Thinking Too Much
It turns out that our brains can be co-conspirators in a vicious stress loop. This finding is not too surprising to any of us with an overactive cortex. I find it remarkable how some tapes insist on playing over and over in my brain despite my best efforts to hit the stop button. A recent study with stressed-out rats revealed
“…the rodents were now cognitively predisposed to keep doing the same things over and over, to run laps in the same dead-ended rat race rather than seek a pipeline to greener sewers. “Behaviors become habitual faster in stressed animals than in the controls, and worse, the stressed animals can’t shift back to goal-directed behaviors when that would be the better approach,” Dr. Sousa said. “I call this a vicious circle.”
The truth is, Dr. Sapolsky said, “we’re lousy at recognizing when our normal coping mechanisms aren’t working. Our response is usually to do it five times more, instead of thinking, maybe it’s time to try something new.” And though perseverance can be an admirable trait and is essential for all success in life, when taken too far it becomes perseveration — uncontrollable repetition — or simple perversity.”

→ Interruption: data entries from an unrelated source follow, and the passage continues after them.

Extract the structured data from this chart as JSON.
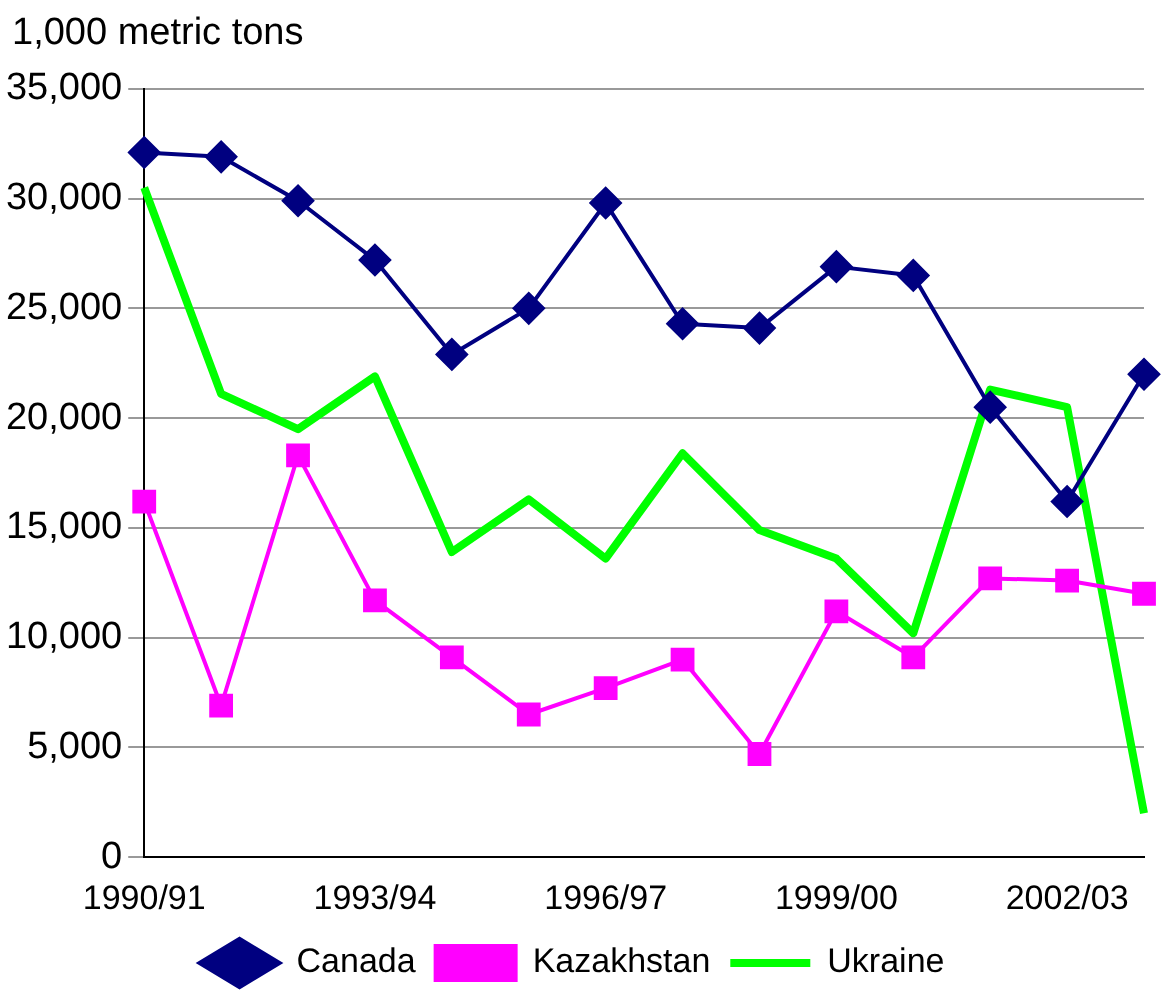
{
  "chart_data": {
    "type": "line",
    "ylabel": "1,000 metric tons",
    "categories": [
      "1990/91",
      null,
      null,
      "1993/94",
      null,
      null,
      "1996/97",
      null,
      null,
      "1999/00",
      null,
      null,
      "2002/03",
      null
    ],
    "series": [
      {
        "name": "Canada",
        "color": "#000080",
        "marker": "diamond",
        "values": [
          32100,
          31900,
          29900,
          27200,
          22900,
          25000,
          29800,
          24300,
          24100,
          26900,
          26500,
          20500,
          16200,
          22000
        ]
      },
      {
        "name": "Kazakhstan",
        "color": "#ff00ff",
        "marker": "square",
        "values": [
          16200,
          6900,
          18300,
          11700,
          9100,
          6500,
          7700,
          9000,
          4700,
          11200,
          9100,
          12700,
          12600,
          12000
        ]
      },
      {
        "name": "Ukraine",
        "color": "#00ff00",
        "marker": "none",
        "values": [
          30500,
          21100,
          19500,
          21900,
          13900,
          16300,
          13600,
          18400,
          14900,
          13600,
          10200,
          21300,
          20500,
          2000
        ]
      }
    ],
    "ylim": [
      0,
      35000
    ],
    "yticks": [
      0,
      {
        "value": 5000,
        "label": "5,000"
      },
      {
        "value": 10000,
        "label": "10,000"
      },
      {
        "value": 15000,
        "label": "15,000"
      },
      {
        "value": 20000,
        "label": "20,000"
      },
      {
        "value": 25000,
        "label": "25,000"
      },
      {
        "value": 30000,
        "label": "30,000"
      },
      {
        "value": 35000,
        "label": "35,000"
      }
    ],
    "grid": "y",
    "legend": "bottom"
  }
}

This brings to mind Einstein’s observation that insanity is doing the same thing over and over again and expecting different results. Why do smart people fall prey to this malady?
“In humans, though, the brain can think too much, extracting phantom threats from every staff meeting or high school dance, and over time the constant hyperactivation of the stress response can unbalance the entire feedback loop. Reactions that are desirable in limited, targeted quantities become hazardous in promiscuous excess.”
So is there a cure? Fortunately, brains are remarkably elastic. All it takes is an extended vacation.
“with only four weeks’ vacation in a supportive setting free of bullies and Tasers, the formerly stressed rats looked just like the controls, able to innovate, discriminate and lay off the bar. Atrophied synaptic connections in the decisive regions of the prefrontal cortex resprouted, while the overgrown dendritic vines of the habit-prone sensorimotor striatum retreated.”
I will say that I felt remarkably better after a two week vacation this summer, and the real calm didn’t settle in until after one week had gone by. The challenge will be to maintain some of that calm as school gears up this fall. As the novelist Ellen Glasgow observed, “The only difference between a rut and a grave are the dimensions.” Ommmm.